Semua tempat di mana saya tergabung, semua interaksi yang saya lakukan dengan orang-orang itu pada masa itu (yang sekarang hanya tersisa sebagai ingatan yang kabur dari masa lalu), dilambangkan dengan sangat baik oleh mesin cuci yang selama hampir dua jam membanting, membenturkan, mengaduk-aduk banyak sekali pakaian kotor demi mendapatkan pakaian bersih.
Kemauan dan ego saya dibenturkan dengan kemauan dan ego orang lain.
Ide dan pemahaman saya dibenturkan dengan ide dan pemahaman orang lain.
Cara kerja dan proses kerja saya saya dianalisa dan disesuaikan dengan cara kerja dan proses kerja orang lain.
Benturan, gesekan, perbedaan pendapat, pertengkaran, dan seterusnya, diterima sebagai bagian dari proses pemurnian. Toh saya (dan orang lain) tidak ingin menjadi orang yang begitu-begitu saja seiring dengan pertambahan usia. Saya, dengan segudang sifat buruk yang saya sadari betul, tentu ingin menanggalkan sifat-sifat itu dan menggantinya dengan sesuatu yang lebih berguna dan approved secara sosial.
Oleh karena itu, di dalam tulisan ini saya sangat menganjurkan anak-anak untuk berorganisasi sejak usia muda, karena di dalam organisasi kita berkesempatan untuk 1) mengenal diri sendiri, 2) mengenal orang lain, dan 3) mengelola ekspektasi ketika kita bekerja sama dengan orang lain.

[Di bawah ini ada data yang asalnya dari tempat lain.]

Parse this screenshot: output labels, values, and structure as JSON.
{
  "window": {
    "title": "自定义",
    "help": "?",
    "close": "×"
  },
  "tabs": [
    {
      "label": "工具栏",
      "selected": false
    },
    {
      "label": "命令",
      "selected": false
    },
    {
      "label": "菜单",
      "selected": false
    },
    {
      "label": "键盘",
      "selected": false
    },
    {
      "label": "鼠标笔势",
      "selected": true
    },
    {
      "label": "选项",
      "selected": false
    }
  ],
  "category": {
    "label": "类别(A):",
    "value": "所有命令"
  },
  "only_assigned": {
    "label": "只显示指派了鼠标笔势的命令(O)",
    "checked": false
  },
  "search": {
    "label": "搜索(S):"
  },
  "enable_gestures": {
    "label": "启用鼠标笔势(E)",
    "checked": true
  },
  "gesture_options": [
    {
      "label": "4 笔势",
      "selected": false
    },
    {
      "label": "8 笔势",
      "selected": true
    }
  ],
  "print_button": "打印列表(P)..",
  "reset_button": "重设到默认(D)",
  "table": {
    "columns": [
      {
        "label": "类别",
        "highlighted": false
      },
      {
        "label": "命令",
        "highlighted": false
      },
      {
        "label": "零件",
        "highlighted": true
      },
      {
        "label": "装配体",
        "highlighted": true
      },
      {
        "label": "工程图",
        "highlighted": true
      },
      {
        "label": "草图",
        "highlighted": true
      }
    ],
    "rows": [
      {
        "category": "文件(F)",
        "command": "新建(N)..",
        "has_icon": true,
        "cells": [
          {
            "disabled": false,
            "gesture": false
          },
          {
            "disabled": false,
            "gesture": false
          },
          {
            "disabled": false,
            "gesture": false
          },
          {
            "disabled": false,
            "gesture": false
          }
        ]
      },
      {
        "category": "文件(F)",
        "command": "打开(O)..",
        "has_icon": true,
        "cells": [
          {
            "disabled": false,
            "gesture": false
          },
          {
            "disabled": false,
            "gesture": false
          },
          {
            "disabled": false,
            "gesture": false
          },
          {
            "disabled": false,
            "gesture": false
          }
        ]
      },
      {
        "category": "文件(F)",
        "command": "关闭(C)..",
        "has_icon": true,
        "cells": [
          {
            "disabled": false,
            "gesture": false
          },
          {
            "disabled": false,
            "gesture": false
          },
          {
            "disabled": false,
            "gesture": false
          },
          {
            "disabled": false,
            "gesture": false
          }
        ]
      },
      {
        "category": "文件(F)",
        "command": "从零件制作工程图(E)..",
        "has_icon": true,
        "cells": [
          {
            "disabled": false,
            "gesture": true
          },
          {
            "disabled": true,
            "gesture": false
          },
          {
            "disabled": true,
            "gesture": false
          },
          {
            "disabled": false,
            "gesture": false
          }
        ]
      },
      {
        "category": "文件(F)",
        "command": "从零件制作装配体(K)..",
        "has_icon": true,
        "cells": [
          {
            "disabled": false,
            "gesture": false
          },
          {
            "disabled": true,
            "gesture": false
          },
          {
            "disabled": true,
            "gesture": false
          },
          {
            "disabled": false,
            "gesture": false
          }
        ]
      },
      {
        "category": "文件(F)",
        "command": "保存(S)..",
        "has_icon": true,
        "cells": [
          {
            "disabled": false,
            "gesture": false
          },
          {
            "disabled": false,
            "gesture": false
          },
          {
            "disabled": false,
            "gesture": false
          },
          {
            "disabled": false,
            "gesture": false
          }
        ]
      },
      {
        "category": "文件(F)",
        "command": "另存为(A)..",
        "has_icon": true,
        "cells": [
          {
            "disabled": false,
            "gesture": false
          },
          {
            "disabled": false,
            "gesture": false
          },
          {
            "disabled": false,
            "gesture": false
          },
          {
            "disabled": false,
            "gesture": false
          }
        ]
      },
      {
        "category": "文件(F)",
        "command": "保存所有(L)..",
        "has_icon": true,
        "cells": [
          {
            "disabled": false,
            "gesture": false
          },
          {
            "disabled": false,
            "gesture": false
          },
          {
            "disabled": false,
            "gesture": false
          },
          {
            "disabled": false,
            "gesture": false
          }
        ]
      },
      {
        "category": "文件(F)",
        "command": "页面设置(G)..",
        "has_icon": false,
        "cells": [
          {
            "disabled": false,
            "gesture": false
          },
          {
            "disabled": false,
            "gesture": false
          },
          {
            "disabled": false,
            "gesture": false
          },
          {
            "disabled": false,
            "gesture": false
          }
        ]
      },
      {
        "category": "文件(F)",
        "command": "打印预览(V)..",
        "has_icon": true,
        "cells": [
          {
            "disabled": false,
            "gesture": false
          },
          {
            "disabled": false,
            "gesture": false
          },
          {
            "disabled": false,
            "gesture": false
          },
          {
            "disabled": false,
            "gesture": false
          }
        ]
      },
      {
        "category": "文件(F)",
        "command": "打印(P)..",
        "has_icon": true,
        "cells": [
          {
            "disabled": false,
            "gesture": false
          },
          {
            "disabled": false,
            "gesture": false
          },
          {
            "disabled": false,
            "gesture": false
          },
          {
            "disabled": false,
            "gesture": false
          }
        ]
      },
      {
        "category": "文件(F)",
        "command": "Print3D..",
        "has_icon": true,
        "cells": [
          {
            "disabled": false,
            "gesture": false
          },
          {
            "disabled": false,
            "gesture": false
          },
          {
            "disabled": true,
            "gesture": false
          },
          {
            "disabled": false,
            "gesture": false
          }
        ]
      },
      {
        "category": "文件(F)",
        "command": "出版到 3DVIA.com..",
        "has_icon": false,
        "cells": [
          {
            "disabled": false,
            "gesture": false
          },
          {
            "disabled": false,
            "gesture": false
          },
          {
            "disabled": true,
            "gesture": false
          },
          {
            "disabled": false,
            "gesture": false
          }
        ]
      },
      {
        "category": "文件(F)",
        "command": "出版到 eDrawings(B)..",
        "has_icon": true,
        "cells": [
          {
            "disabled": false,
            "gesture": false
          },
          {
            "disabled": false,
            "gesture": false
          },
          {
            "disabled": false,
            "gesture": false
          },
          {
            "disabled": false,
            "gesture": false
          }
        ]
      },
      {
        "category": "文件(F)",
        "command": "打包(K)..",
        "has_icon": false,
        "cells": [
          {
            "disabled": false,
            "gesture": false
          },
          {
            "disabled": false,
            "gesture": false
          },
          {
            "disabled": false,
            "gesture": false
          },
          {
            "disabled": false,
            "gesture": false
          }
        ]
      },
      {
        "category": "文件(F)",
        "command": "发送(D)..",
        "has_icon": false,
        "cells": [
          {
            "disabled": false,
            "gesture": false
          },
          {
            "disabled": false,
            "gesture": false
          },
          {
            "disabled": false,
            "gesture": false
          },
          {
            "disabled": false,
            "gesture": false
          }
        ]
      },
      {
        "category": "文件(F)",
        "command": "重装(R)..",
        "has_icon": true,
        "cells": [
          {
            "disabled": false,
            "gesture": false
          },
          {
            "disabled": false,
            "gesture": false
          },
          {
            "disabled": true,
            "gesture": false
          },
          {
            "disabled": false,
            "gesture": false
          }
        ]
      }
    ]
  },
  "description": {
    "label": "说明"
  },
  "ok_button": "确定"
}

Semua sifat baik dan buruk seseorang, apa yang ada di alam bawah sadarnya atau yang dia sengaja munculkan ke permukaan, akan terlihat ketika seseorang diberi tugas yang mengharuskannya BEKERJA.
Interaksi di ruang kelas terbatas pada hal akademik, padahal kita tahu bahwa kehidupan setelah lulus kuliah adalah lebih kompleks, lebih menantang, dan lebih mencekam. Interaksi di dalam organisasi memiliki tujuan: ada pekerjaan yang harus diselesaikan oleh anggota organisasi. Semua konflik pribadi, perbedaan kepentingan, dan seterusnya harus disimpan dan dinomorduakan demi mencapai tujuan organisasi terlebih dahulu.
Dan ketika mesin cuci sudah berhenti berputar, saya membuka pintunya dengan perasaan senang. Sambil mengebas satu per satu pakaian yang hendak dijemur, saya menghirup aroma pewangi yang sangat pekat, yang saya harap akan menetap selama musim hujan ini.
Begitu bersih, begitu layak pakai, begitu menyenangkan melihat hasil dari mesin cuci yang bekerja dengan baik.
Demikianlah halnya dengan orang-orang yang sudah dibenturkan, disaring, dan dimurnikan di dalam komunitas yang bernama keluarga, sekolah, tempat kerja, organisasi, dan lain sebagainya. Begitu memiliki sifat baik dan dapat bekerja sesuai dengan kapasitas masing-masing.
Demikianlah filosofi yang saya bisa pelajari dari sebuah mesin cuci.